In 1910, the Hiscocks are living on Rumsey Avenue in Cody and Dorothy is 6. His neighbors include Mark and Agnes Chamberlain with boarder, Caroline Lockhart. Hiscock's in-laws, the Judsons, live nearby.
No "slacker", at age 44 Hiscock registered for the draft during the Great War. This September 12, 1918 Draft Registration Card describes him as tall and slender with blue eyes and light brown hair, living with his wife Sarah M. in Cody. He gave his occupation as "Moving Picture Producer and Operator".
In 1920, the Hiscock family is living on West Rumsey Avenue in Cody and Fay J. describes his occupation as Photographer and place of work as a Gallery. Dorothy is 15 and will soon be joined by a new baby sister.
It's interesting to see that the Hiscock's neighbor is Caroline Lockhart, novelist and publisher of the Enterprise, who lives next to Mark and Agnes Chamberlain.

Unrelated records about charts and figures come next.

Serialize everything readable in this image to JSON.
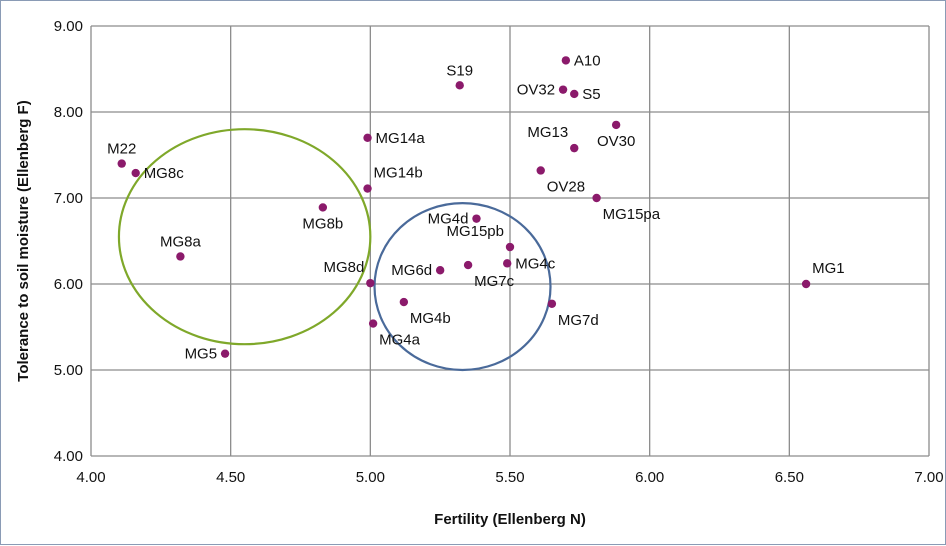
{
  "chart_data": {
    "type": "scatter",
    "title": "",
    "xlabel": "Fertility (Ellenberg N)",
    "ylabel": "Tolerance to soil moisture (Ellenberg F)",
    "xlim": [
      4.0,
      7.0
    ],
    "ylim": [
      4.0,
      9.0
    ],
    "xticks": [
      "4.00",
      "4.50",
      "5.00",
      "5.50",
      "6.00",
      "6.50",
      "7.00"
    ],
    "yticks": [
      "4.00",
      "5.00",
      "6.00",
      "7.00",
      "8.00",
      "9.00"
    ],
    "grid": true,
    "legend": "none",
    "colors": {
      "point": "#8b1a6b",
      "grid": "#8c8c8c",
      "green_ellipse": "#7fa82a",
      "blue_ellipse": "#4a6a9a"
    },
    "points": [
      {
        "label": "A10",
        "x": 5.7,
        "y": 8.6,
        "anchor": "right"
      },
      {
        "label": "S19",
        "x": 5.32,
        "y": 8.31,
        "anchor": "above"
      },
      {
        "label": "OV32",
        "x": 5.69,
        "y": 8.26,
        "anchor": "left"
      },
      {
        "label": "S5",
        "x": 5.73,
        "y": 8.21,
        "anchor": "right"
      },
      {
        "label": "OV30",
        "x": 5.88,
        "y": 7.85,
        "anchor": "below"
      },
      {
        "label": "MG13",
        "x": 5.73,
        "y": 7.58,
        "anchor": "above-left"
      },
      {
        "label": "MG14a",
        "x": 4.99,
        "y": 7.7,
        "anchor": "right"
      },
      {
        "label": "M22",
        "x": 4.11,
        "y": 7.4,
        "anchor": "above"
      },
      {
        "label": "MG8c",
        "x": 4.16,
        "y": 7.29,
        "anchor": "right"
      },
      {
        "label": "OV28",
        "x": 5.61,
        "y": 7.32,
        "anchor": "below-right"
      },
      {
        "label": "MG14b",
        "x": 4.99,
        "y": 7.11,
        "anchor": "above-right"
      },
      {
        "label": "MG15pa",
        "x": 5.81,
        "y": 7.0,
        "anchor": "below-right"
      },
      {
        "label": "MG8b",
        "x": 4.83,
        "y": 6.89,
        "anchor": "below"
      },
      {
        "label": "MG4d",
        "x": 5.38,
        "y": 6.76,
        "anchor": "left"
      },
      {
        "label": "MG15pb",
        "x": 5.5,
        "y": 6.43,
        "anchor": "above-left"
      },
      {
        "label": "MG8a",
        "x": 4.32,
        "y": 6.32,
        "anchor": "above"
      },
      {
        "label": "MG4c",
        "x": 5.49,
        "y": 6.24,
        "anchor": "right"
      },
      {
        "label": "MG7c",
        "x": 5.35,
        "y": 6.22,
        "anchor": "below-right"
      },
      {
        "label": "MG6d",
        "x": 5.25,
        "y": 6.16,
        "anchor": "left"
      },
      {
        "label": "MG8d",
        "x": 5.0,
        "y": 6.01,
        "anchor": "above-left"
      },
      {
        "label": "MG1",
        "x": 6.56,
        "y": 6.0,
        "anchor": "above-right"
      },
      {
        "label": "MG4b",
        "x": 5.12,
        "y": 5.79,
        "anchor": "below-right"
      },
      {
        "label": "MG7d",
        "x": 5.65,
        "y": 5.77,
        "anchor": "below-right"
      },
      {
        "label": "MG4a",
        "x": 5.01,
        "y": 5.54,
        "anchor": "below-right"
      },
      {
        "label": "MG5",
        "x": 4.48,
        "y": 5.19,
        "anchor": "left"
      }
    ],
    "ellipses": [
      {
        "color": "green",
        "cx": 4.55,
        "cy": 6.55,
        "rx": 0.45,
        "ry": 1.25
      },
      {
        "color": "blue",
        "cx": 5.33,
        "cy": 5.97,
        "rx": 0.315,
        "ry": 0.97
      }
    ]
  }
}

When not keeping house or attending to the hotel, Agnes is a typesetter for the Enterprise.
At the direction of the President of the Stampede, Caroline Lockhart, Hiscock trains his lens on the excitment of the 1921 Cody Stampede as "Bill Pawley Rides On A High One".
In 1930, the family is living on 14th Street in Cody with 2 daughters, Dorothy was joined by Ruth in 1920.